Os Core Web Vitals são formados a partir dos indicadores "Largest Contentful Paint (LCP)", "First Input Delay (FID)" e "Cumulative Layout Shift (CLS)". Simplificando, os novos indicadores respondem às seguintes perguntas:

Largest Contentful Paint (LCP): Quanto tempo demora até o conteúdo principal do teu site ser carregado?

Basicamente, existem diferentes métodos e formas de medir o tempo de carregamento de um site. Por exemplo, o indicador "First Contentful Paint" indica quando o site exibe o conteúdo pela primeira vez. O indicador LCP (Largest Contentful Paint), por outro lado, mede o tempo de carregamento de uma forma muito mais inteligente. Ele mede quanto tempo leva até o conteúdo principal do site ser carregado. Se seguires as Quality Rater Guidelines do Google, o conteúdo principal é o conteúdo que serve o objetivo do site em questão.

LCP, FID e CLS são os primeiros Core Web Vitals

Descobre neste artigo do blog o que está por trás destes três acrónimos, como e onde eles podem ser medidos, e porque é melhor começares já a dar atenção aos Core Web Vitals.

First Input Delay (FID): Quando é que o/a utilizador/a pode interagir com o site carregado pela primeira vez?

Se visitares um sítio site, este constrói-se enquanto carrega e durante o carregamento tenta clicar num botão ou algo assim. Em alguns casos, não acontece muito no processo porque o site ainda não se construiu completamente. Isto é mau para a experiência do utilizador por um lado, e com os Core Web Vitals a chegar em maio de 2021, é também mau para os rankings. O Google fornece especificamente um guia detalhado sobre como melhorar o FID.

Cumulative Layout Shift (CLS): Como é a estabilidade visual do teu site?

Toda a gente conhece sites em que elementos se deslocam desnecessariamente ou se acumulam uns em cima dos outros ao carregar. Que tais sites não oferecem a melhor experiência de utilizador já é claro para a maioria. O Google também partilha esta visão, razão pela qual a métrica está agora incluída como parte dos Core Web Vitals ao avaliar a experiência do utilizador.

O ponto de partida para o cálculo da métrica é a chamada “Impact Fraction” (fração do impacto) e “Distance Fraction” (fração da distância). A primeira esclarece a questão de qual a percentagem do ecrã é movida durante o carregamento.
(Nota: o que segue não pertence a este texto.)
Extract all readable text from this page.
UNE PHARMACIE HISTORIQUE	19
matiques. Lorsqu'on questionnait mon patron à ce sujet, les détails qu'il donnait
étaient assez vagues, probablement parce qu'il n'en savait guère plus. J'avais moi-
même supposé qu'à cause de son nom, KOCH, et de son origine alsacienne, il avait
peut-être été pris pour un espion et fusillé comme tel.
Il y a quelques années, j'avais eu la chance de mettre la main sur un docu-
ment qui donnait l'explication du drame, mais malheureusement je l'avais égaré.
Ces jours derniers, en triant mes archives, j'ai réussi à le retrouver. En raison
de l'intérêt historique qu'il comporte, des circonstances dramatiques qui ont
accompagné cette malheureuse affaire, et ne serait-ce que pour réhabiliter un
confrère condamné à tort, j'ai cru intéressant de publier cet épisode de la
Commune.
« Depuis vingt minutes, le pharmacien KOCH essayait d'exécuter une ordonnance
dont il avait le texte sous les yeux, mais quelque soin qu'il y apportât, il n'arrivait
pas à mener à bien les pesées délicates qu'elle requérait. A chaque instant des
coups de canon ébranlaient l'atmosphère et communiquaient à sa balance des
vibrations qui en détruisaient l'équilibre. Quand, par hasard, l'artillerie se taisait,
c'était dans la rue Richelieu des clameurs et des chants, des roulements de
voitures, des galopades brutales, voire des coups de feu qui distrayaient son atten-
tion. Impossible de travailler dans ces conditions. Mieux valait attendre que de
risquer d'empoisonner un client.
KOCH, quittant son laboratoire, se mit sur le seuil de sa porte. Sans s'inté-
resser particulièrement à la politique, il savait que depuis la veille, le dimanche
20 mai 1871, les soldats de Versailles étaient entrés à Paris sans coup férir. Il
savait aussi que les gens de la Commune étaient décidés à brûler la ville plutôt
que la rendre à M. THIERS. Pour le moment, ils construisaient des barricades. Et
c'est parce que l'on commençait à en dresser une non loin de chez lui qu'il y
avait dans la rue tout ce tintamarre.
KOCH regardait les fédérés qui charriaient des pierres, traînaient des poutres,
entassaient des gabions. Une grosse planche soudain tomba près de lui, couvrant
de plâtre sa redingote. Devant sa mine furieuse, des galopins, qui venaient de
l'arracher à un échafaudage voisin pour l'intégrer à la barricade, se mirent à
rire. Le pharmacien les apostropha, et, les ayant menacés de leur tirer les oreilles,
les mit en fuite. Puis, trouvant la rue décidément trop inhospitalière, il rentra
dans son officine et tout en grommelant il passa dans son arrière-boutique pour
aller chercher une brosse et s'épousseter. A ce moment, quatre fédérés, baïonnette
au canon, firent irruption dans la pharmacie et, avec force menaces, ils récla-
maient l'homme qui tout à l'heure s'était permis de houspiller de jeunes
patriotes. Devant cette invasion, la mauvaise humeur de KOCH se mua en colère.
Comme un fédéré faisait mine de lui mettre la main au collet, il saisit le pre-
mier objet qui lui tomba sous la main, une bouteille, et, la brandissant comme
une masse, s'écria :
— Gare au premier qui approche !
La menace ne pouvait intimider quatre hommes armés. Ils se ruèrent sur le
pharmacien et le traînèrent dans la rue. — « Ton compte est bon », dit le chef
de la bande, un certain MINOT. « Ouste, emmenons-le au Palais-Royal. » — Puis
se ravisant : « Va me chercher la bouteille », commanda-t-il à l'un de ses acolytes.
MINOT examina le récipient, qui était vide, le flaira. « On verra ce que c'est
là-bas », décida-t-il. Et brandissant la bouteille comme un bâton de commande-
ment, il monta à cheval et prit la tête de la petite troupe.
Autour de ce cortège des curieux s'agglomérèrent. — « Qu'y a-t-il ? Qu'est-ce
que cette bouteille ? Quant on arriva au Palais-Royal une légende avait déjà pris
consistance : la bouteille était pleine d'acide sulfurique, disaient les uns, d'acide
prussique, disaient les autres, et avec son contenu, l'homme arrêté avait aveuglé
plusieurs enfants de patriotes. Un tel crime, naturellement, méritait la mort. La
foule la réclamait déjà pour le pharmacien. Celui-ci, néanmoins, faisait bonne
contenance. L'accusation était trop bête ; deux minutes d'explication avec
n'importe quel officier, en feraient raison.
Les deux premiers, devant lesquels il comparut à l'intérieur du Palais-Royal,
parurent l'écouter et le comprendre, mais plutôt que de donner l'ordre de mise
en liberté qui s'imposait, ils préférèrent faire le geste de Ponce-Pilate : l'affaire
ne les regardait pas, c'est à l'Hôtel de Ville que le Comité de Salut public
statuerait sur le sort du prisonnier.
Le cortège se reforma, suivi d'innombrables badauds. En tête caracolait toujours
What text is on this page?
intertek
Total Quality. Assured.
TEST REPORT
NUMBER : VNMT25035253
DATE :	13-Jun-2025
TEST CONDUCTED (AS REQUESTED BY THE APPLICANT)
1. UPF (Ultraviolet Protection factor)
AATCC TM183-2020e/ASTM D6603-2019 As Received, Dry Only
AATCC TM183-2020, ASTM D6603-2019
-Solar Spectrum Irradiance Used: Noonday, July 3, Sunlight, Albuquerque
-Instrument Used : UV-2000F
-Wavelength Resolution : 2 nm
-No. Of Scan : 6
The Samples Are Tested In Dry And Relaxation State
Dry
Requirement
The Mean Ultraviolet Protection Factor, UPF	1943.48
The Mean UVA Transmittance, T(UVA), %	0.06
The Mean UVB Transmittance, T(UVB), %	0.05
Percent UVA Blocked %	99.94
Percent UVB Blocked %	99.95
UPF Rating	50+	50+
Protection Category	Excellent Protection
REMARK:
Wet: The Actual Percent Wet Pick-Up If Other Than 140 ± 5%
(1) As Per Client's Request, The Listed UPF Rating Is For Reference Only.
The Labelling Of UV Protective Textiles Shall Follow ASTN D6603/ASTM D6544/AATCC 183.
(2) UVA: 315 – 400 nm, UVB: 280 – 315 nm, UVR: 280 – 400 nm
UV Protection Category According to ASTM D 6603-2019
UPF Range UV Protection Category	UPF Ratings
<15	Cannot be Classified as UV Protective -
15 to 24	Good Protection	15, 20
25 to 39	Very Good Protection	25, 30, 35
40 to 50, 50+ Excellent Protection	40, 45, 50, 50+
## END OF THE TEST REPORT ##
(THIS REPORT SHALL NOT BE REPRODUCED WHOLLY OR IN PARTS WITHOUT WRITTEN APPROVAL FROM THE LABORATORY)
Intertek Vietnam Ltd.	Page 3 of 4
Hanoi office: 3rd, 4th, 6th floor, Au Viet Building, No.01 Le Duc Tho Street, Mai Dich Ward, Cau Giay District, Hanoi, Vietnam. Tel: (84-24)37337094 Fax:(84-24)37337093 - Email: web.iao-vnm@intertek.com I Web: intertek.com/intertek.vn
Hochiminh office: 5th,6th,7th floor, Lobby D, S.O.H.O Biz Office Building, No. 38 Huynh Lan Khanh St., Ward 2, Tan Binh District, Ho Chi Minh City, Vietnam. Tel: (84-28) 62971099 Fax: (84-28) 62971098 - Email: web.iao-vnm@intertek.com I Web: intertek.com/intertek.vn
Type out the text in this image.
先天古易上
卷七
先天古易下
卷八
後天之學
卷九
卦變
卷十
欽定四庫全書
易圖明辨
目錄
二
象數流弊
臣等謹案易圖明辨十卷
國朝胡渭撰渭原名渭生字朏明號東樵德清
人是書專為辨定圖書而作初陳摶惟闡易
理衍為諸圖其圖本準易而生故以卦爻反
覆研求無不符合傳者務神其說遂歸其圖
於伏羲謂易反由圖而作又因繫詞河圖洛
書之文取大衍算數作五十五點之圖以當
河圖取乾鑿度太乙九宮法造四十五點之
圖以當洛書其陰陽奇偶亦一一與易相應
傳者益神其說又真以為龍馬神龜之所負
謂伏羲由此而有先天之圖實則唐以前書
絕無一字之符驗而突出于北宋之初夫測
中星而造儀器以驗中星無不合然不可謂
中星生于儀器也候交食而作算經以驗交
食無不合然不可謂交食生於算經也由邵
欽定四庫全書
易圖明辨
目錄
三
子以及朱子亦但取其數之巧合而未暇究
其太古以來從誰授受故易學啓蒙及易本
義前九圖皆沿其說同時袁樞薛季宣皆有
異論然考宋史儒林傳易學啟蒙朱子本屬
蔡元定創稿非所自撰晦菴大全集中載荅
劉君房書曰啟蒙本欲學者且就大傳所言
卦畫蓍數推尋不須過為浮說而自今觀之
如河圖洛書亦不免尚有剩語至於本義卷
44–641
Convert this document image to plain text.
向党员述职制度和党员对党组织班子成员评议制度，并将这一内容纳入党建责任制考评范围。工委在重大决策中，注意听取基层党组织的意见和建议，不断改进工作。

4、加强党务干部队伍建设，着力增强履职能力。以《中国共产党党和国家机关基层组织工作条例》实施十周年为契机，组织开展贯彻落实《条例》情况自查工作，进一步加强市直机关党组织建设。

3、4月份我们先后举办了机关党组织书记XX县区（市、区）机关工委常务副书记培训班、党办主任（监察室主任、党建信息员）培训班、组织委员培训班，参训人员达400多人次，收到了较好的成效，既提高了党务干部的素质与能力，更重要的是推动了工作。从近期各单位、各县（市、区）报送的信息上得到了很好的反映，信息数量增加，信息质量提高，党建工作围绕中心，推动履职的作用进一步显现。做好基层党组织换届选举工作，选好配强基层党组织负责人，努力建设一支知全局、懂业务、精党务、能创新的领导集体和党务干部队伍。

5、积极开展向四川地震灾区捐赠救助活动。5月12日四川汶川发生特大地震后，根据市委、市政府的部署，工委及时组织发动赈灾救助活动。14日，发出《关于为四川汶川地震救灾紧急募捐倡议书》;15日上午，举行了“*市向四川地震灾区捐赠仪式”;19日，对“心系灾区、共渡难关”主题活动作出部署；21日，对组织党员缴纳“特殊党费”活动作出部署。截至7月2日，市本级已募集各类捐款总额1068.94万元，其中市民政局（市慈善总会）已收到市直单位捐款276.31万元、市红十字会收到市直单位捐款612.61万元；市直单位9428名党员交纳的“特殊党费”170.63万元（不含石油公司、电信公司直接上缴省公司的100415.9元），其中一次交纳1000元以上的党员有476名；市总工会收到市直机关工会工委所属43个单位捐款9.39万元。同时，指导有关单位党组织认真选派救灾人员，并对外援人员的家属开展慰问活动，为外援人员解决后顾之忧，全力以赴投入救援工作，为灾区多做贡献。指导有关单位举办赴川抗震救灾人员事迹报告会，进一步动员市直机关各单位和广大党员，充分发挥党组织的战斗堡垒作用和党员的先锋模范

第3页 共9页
A última fornece informações sobre a distância do conteúdo durante o carregamento em relação ao viewport (área onde o site aparece).

SEO Trends 2021: Core Web Vitals
Fonte da imagem: Google

Basicamente, as novas métricas podem ser nomeadas como parte da "Page Experience". Todas as três métricas mencionadas são agora adicionadas aos sinais anteriores (https, usabilidade móvel, navegação segura, intersticiais não intrusivos) para a Page Experience, como ilustra a figura seguinte do Google: 

SEO Trends 2021: Core Web Vitals
Fonte da imagem: Google

Que valores o meu site deveria idealmente ter e quais os valores que precisam de ser melhorados? 

O próprio Google comunica os seguintes intervalos de valores como guia. De acordo com isto, um tempo de carregamento do conteúdo principal (LCP) de menos de 2,5 segundos é considerado bom. Valores na faixa entre 2,5 e 4 segundos requerem melhorias. Qualquer coisa acima disto é considerada má, pelo que devem ser esperadas perdas de classificação para tais sites.

Para não serem afetados negativamente pelo próximo update em maio, os teus utilizadores e utilizadoras devem poder interagir com o site após 100 ms, no máximo, quando carregarem o site (FID). Também se deve apontar para um valor CLS inferior a 0,1.

Onde posso ver ou medir os valores dos Core Web Vitals?

Há várias maneiras de medir as métricas de um site. Por um lado, os valores podem ser recuperados através do Chrome User Experience Report. Este fornece valores empíricos sobre como os verdadeiros utilizador@s do Chrome experimentam diferentes sites. No entanto, a maneira mais fácil para webmasters deve ser obter os valores através de PageSpeed Insights para determinar os valores.

Alternativamente, é possível a operador@s de sites acessar o "relatório Core Web Vitals" adicionado ao Search Console. Os três índicadores também podem ser acessados muito rapidamente através da extensão Web Vitals.

O próprio Google fornece um guia abrangente com perguntas frequentes (FAQs) sobre o tema dos Core Web Vitals. Além disso, o Google menciona a possibilidade de os sites que satisfazem todos os critérios de usabilidade poderem ser apresentados nos resultados de busca de uma forma diferente, através de um indicador.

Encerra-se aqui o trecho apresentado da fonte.